PopHealthTop10 <- head(ResultPopHealth, n=10)
PopHealthBot10 <-tail(ResultPopHealth, n=10)

par(mfrow = c(2, 1))

barplot(PopHealthTop10$totalhealth, names.arg=PopHealthTop10$EVTYPE, main="Top 10 events affecting Population Health", cex.names = 0.80, las=2)

barplot(PopHealthBot10$totalhealth, names.arg=PopHealthBot10$EVTYPE, main="Bottom 10 events affecting Poplulation Health", cex.names = 0.80, las=2)

As we can see from the above graps, Tornados have been the leading cause of Health issues.

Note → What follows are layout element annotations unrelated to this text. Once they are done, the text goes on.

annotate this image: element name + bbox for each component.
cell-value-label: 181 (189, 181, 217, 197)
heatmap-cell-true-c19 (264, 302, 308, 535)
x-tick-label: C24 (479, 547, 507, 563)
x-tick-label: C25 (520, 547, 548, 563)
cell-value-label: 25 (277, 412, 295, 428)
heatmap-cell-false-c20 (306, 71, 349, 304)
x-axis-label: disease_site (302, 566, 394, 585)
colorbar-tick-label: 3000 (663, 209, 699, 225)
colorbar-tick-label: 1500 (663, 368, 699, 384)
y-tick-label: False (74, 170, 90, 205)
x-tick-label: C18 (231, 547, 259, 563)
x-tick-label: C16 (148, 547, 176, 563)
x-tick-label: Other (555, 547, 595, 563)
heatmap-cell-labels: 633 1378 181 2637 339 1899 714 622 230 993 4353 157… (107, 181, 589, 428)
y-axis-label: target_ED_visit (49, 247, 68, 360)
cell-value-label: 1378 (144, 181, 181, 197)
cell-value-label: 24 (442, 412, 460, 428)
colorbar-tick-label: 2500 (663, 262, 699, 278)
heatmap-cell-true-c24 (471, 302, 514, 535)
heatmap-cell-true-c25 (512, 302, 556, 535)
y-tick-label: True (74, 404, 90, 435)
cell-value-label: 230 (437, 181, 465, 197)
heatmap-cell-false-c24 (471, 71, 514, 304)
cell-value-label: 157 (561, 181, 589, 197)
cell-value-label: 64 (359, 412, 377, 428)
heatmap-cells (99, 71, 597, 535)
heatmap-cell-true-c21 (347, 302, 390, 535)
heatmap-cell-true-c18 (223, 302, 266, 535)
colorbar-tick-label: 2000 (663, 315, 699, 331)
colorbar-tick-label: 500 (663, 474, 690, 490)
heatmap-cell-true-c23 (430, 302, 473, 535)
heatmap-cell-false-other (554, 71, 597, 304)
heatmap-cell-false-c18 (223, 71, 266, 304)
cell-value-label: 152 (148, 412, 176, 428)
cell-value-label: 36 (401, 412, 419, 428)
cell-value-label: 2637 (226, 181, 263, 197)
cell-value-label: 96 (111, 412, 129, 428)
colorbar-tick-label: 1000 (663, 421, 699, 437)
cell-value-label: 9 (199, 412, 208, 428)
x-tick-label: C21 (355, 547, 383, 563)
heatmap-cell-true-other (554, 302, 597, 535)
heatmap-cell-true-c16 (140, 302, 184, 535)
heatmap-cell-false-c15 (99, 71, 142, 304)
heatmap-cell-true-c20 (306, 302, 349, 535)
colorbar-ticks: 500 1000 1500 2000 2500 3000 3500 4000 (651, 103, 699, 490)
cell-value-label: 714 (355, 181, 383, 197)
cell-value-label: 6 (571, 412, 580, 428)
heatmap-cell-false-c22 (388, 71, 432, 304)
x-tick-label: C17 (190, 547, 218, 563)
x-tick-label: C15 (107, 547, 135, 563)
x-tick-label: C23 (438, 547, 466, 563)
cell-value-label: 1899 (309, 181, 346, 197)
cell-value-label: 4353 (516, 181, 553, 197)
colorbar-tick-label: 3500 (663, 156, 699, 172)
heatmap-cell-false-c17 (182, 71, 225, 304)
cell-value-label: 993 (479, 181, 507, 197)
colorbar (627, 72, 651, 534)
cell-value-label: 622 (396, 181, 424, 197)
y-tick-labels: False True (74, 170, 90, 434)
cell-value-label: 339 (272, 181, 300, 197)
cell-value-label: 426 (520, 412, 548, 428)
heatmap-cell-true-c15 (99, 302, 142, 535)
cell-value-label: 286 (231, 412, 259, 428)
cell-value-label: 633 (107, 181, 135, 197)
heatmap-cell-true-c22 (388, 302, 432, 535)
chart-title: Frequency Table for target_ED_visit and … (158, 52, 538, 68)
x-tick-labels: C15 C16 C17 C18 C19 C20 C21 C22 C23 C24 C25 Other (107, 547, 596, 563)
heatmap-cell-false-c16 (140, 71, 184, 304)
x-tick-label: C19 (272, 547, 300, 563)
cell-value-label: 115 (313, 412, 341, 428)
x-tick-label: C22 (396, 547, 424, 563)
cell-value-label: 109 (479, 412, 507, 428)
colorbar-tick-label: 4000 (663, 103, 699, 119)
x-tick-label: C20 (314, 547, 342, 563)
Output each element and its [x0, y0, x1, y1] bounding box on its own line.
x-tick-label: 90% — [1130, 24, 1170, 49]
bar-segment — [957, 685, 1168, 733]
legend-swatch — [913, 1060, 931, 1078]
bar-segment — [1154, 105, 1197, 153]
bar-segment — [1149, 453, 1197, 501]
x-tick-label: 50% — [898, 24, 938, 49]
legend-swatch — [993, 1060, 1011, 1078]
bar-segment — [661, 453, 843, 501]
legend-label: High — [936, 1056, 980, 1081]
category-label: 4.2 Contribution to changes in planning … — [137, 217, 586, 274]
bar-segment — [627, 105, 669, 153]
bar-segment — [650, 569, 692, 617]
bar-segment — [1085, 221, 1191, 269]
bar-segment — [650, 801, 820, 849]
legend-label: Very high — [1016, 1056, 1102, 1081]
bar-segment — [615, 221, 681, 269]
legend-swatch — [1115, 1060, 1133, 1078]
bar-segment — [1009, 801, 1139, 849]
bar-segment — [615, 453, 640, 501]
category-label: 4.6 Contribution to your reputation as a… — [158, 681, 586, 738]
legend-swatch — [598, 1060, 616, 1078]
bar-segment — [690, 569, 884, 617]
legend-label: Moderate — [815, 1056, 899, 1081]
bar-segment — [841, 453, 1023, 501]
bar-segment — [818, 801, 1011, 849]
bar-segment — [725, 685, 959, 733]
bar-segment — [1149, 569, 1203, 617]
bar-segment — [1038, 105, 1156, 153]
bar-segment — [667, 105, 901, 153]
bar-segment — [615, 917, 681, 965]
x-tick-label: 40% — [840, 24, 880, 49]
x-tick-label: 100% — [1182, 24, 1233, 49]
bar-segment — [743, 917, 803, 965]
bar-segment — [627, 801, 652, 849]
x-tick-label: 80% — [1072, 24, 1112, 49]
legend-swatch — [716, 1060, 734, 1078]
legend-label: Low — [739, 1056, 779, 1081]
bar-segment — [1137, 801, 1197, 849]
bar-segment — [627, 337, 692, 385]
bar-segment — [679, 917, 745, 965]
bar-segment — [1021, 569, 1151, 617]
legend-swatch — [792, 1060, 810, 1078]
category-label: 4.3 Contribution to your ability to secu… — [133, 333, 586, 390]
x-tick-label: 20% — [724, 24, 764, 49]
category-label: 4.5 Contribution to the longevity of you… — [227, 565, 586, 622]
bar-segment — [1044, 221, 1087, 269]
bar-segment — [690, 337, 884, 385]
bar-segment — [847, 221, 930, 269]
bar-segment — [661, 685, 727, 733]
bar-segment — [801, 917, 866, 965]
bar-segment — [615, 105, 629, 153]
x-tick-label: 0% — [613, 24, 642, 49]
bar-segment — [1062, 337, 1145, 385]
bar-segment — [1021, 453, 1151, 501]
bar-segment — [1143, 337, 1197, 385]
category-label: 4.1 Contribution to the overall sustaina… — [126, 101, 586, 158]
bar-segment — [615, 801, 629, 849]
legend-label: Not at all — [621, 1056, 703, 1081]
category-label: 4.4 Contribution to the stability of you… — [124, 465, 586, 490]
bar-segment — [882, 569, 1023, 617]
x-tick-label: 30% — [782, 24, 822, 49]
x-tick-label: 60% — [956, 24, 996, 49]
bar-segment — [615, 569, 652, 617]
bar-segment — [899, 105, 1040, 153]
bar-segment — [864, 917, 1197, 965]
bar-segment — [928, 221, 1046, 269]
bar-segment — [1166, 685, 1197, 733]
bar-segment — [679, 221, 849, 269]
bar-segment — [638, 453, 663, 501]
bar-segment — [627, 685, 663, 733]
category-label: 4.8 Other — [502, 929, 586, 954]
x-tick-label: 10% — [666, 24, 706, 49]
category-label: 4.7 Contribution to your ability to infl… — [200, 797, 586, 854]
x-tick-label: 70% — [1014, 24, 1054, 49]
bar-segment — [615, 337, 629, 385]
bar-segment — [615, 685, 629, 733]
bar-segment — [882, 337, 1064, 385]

Infact, Tornados are responsible for more harm to population health then the next 9 events combined in the top 10 list.

On the other end of spectrum, it is interesting to note (from the results show above) that Wind and Winter events have virtually no harmful effect on the population health.

Q2: Weather Events that cause most Economic Loss

The following plot displays the top ten events that cause the most economic loss in Million USD.

ResultEconTop10 <- head(ResultEcon, n=10)
barplot(ResultEconTop10$totaleconloss, names.arg=ResultEconTop10$EVTYPE, main="Top 10 events for economic loss", ylab="Total Loss in USD(million)", cex.names = 0.80, las=2)

As we can see the floods cause the most economic damage.